In 1944, the Netherlands Antilles issued an airmail semi-postal set portraying Princess Juliana (Scott #CB13-20). The excess, non-postal funds from the sale of the set went to fund the Red Cross. 40,000 sets were issued, and Scott '11 prices the unused set at $14.30.
The International Red Cross and Red Crescent Movement is an international humanitarian movement with approximately 97 million volunteers, members and staff worldwide which was founded to protect human life and health, to ensure respect for all human beings, and to prevent and alleviate human suffering, without any discrimination based on nationality, race, sex, religious beliefs, class or political opinions. From a philatelic investment perspective, the support of almost 100 million of people for this movement creates a significant collector base for better Red Cross/Red Crescent topicals. This topical appeal, as well as the growth in interest in stamps of the Netherlands Colonies should bolster the value of this currently inexpensive set.
I continue to favor stamps of the European colonies and possessions over the stamps of their mother countries. The quantities issued for the colonies tend to be modest, and worldwide interest in them often grows at a faster rate.

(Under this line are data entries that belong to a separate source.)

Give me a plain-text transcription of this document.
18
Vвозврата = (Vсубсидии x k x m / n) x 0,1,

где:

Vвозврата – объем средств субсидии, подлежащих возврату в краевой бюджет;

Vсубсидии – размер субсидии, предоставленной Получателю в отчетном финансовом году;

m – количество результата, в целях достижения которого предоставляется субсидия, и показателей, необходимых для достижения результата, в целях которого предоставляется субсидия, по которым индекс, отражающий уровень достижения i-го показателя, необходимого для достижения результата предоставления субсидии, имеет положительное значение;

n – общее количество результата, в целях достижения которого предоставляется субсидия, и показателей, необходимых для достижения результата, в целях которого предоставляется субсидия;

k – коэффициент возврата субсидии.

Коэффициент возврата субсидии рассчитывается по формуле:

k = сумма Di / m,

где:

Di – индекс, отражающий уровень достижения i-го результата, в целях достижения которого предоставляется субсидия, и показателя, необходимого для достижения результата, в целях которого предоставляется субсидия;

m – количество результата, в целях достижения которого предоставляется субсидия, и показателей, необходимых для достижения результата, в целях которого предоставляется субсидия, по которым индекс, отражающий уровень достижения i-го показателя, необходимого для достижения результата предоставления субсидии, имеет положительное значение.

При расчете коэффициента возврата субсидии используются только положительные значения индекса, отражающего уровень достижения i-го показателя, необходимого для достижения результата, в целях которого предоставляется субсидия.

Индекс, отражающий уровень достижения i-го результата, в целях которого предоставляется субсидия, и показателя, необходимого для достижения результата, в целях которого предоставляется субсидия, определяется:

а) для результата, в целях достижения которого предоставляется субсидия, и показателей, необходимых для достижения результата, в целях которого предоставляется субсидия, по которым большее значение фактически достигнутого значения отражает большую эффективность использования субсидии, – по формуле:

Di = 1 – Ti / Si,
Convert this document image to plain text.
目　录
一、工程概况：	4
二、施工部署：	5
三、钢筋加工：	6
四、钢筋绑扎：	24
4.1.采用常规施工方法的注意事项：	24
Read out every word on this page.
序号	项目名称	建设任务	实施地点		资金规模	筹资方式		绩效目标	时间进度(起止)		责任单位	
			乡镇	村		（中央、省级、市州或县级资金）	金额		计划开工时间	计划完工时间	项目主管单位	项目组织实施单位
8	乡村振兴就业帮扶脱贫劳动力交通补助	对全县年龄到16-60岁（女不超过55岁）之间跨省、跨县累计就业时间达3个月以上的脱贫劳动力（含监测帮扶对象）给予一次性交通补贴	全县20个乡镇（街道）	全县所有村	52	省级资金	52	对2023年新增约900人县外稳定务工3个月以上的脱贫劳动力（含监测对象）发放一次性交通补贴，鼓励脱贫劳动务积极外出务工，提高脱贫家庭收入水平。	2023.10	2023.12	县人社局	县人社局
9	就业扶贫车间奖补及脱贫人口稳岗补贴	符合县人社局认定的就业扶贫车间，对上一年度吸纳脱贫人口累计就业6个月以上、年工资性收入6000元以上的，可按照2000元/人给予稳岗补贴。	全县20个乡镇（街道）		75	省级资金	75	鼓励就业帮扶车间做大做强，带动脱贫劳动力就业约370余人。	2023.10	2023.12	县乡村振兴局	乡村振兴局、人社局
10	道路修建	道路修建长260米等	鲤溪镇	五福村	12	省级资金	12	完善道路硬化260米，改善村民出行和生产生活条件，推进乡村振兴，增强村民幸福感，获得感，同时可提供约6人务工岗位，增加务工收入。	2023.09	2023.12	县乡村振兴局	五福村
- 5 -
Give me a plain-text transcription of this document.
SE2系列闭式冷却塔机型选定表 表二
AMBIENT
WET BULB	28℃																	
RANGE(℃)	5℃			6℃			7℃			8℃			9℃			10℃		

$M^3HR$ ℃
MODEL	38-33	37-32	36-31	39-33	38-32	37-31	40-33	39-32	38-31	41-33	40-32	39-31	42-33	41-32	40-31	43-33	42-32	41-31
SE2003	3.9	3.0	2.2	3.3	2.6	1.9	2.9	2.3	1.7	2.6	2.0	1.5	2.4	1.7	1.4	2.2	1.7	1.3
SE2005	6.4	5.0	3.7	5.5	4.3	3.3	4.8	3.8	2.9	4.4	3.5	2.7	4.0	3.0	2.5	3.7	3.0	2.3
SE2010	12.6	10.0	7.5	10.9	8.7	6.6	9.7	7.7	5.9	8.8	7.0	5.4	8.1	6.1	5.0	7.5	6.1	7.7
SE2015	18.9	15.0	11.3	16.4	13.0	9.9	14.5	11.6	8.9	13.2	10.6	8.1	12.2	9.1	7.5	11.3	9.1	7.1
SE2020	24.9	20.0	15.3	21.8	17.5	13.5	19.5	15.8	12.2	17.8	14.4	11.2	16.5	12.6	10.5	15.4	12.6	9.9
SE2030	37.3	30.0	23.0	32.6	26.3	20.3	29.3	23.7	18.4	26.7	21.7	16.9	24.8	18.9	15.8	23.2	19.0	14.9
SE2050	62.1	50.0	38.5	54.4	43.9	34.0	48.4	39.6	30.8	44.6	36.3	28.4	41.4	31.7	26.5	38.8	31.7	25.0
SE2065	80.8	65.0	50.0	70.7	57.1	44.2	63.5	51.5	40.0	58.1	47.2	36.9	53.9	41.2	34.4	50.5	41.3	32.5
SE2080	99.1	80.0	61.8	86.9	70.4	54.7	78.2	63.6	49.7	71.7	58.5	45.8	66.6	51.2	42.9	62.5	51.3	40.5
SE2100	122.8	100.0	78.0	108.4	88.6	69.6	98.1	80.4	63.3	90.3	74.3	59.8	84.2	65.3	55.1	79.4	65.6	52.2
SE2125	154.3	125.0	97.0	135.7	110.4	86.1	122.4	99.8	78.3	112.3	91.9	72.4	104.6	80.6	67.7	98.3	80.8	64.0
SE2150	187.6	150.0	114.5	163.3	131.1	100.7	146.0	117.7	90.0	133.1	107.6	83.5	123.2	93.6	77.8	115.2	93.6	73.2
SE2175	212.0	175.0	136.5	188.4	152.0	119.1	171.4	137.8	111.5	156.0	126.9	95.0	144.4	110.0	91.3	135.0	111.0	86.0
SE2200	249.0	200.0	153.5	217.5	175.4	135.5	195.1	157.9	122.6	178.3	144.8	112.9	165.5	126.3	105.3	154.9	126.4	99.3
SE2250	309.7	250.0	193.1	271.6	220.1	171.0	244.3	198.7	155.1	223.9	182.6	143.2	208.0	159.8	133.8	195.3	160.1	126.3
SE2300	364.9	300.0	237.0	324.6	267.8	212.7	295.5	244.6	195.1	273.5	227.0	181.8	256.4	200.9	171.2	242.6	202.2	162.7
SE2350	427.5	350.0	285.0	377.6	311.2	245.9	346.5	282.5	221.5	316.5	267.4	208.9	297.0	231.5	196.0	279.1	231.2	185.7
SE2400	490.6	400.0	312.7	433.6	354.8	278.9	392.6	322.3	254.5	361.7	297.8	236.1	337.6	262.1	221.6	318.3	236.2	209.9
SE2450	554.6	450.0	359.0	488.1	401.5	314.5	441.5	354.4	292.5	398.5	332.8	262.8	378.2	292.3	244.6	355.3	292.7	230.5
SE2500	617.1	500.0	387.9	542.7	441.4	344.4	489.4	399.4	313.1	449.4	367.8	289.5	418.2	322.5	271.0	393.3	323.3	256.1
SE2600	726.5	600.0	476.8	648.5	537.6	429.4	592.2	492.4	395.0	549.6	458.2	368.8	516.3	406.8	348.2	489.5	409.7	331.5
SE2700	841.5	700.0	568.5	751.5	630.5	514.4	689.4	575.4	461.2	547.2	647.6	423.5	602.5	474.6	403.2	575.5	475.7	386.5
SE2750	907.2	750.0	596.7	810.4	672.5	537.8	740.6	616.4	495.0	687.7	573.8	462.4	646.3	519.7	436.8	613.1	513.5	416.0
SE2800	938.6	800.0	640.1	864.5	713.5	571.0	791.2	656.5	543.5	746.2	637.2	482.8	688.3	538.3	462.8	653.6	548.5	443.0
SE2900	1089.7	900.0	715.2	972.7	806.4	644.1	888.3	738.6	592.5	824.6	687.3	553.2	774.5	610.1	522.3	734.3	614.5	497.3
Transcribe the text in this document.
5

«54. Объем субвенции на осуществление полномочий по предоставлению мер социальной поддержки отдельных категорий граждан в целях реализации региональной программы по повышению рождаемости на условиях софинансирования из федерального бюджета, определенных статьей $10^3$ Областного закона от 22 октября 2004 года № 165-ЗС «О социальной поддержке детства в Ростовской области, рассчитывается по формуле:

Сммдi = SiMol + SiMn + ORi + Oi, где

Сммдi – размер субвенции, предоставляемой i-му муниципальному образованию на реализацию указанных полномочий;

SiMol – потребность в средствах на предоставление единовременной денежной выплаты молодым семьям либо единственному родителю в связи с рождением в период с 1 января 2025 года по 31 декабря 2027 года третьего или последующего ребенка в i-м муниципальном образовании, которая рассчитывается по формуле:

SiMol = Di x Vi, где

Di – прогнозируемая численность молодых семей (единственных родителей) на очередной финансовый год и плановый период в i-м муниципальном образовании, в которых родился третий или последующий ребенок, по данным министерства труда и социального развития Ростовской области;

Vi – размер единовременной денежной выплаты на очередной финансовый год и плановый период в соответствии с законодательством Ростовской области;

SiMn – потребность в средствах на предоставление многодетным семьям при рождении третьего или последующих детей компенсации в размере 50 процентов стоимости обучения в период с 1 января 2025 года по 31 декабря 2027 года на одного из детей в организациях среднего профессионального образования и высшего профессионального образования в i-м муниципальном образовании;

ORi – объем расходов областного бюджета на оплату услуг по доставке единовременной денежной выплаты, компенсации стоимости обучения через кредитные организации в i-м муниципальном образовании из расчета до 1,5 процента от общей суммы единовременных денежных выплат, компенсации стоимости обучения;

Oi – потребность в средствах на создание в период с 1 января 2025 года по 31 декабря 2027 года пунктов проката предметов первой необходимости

For the most part, stamp of the Netherlands Antilles appeals to Netherlands Colonies collectors, but as Curacao is a popular tourist destination, it's likely that in the future, interest in its stamps will grow in the Americas as well.
With about 16.6 million people, the Netherlands is the 16th largest economy in the world. It is an affluent industrial and trading nation, with a well-educated population, and an active stamp collecting community. Its annual GDP growth has averaged about 2.5% over the last 5 years, reflecting a slowing due to the global financial crisis.